WEF provides an essential guide on how to procure AI

June 23, 2020

The World Economic Forum (WEF) has made available a new set of guidelines describing how to best procure AI-related systems and services, providing a handy toolkit aptly entitled AI Procurement In A Box .

Aimed primarily at the public sector to boost best practices for procuring AI by governmental entities, the guide equally offers insights and approaches that directly apply to private industry. By bolstering how AI is procured there is a resolute hope that those crafting AI will be prodded toward ensuring that their AI systems are trustworthy and conform with appropriate AI Ethics principles.

The AI Procurement In A Box methodology is structured into four overarching modules and the second module contains a detailed workbook. 

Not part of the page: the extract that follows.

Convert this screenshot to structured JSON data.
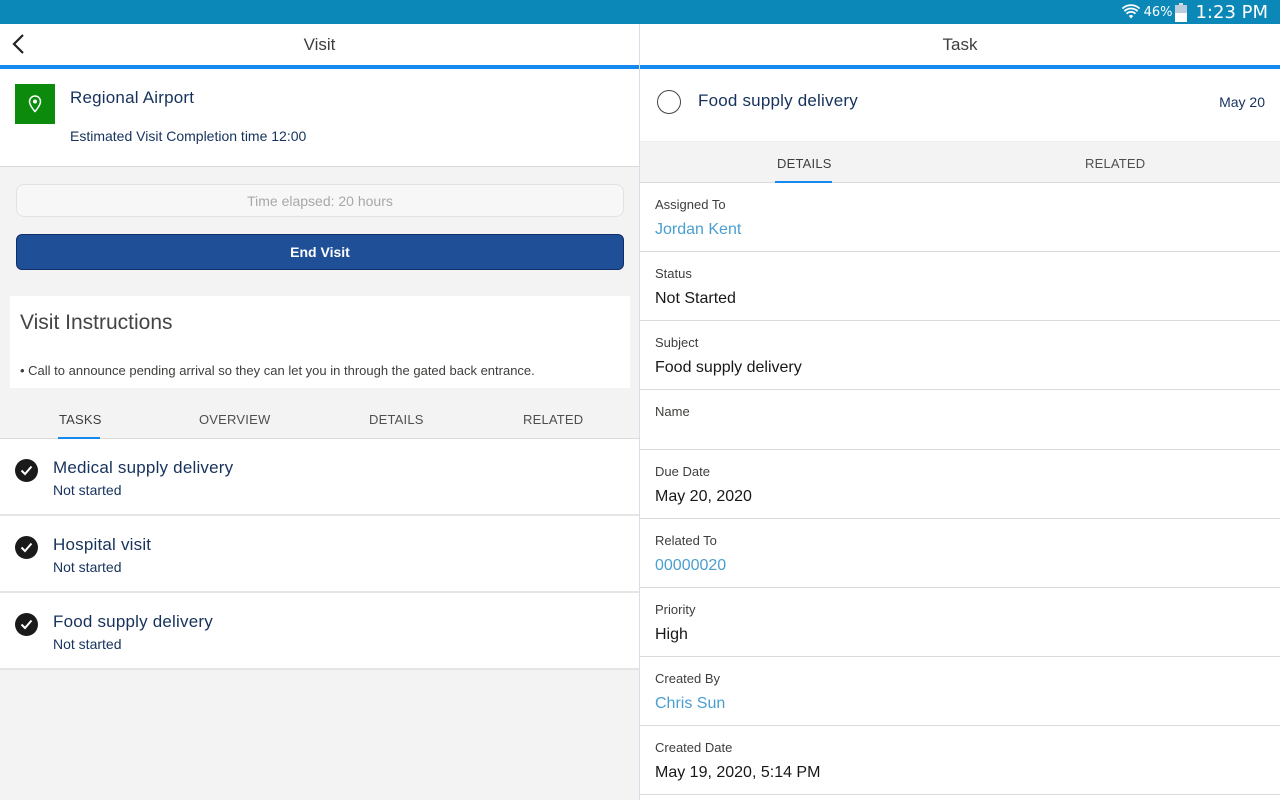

Here’s a summary of the key components:

  • Module 01: Guidelines for government AI procurement – provides an overview of procuring AI-powered solutions
  • Module 02: Workbook for policy and procurement officials – contains workbook details and encompasses tools for both thinking and rethinking about how to approach AI procurements
    a.    Risk assessment
    b.    User Manual
    c.    AI specification and evaluation tool
    d.    Workshop slide pack: How to kick-off the implementation
    e.    Case studies
  • Module 03: Challenges and opportunities during implement – showcases insights gleaned from workshops that occurred when initially putting the guidelines into practice
  • Module 04: Pilot case studies from the United Kingdom – indicates case studies depicting the use of the AI procurement guidelines by U.K. entities

As noted by Kay Firth-Butterfield, Head of AI and Machine Learning and a member of the Executive Committee for the WEF, these vital guidelines will help spur the adoption of agile ways to have AI benefit humanity and the planet, while simultaneously seeking to mitigate adverse negativities from AI. Via the use of the provided procurement methods, governments have the potential to judiciously kick-start a budding AI economy within their respective countries.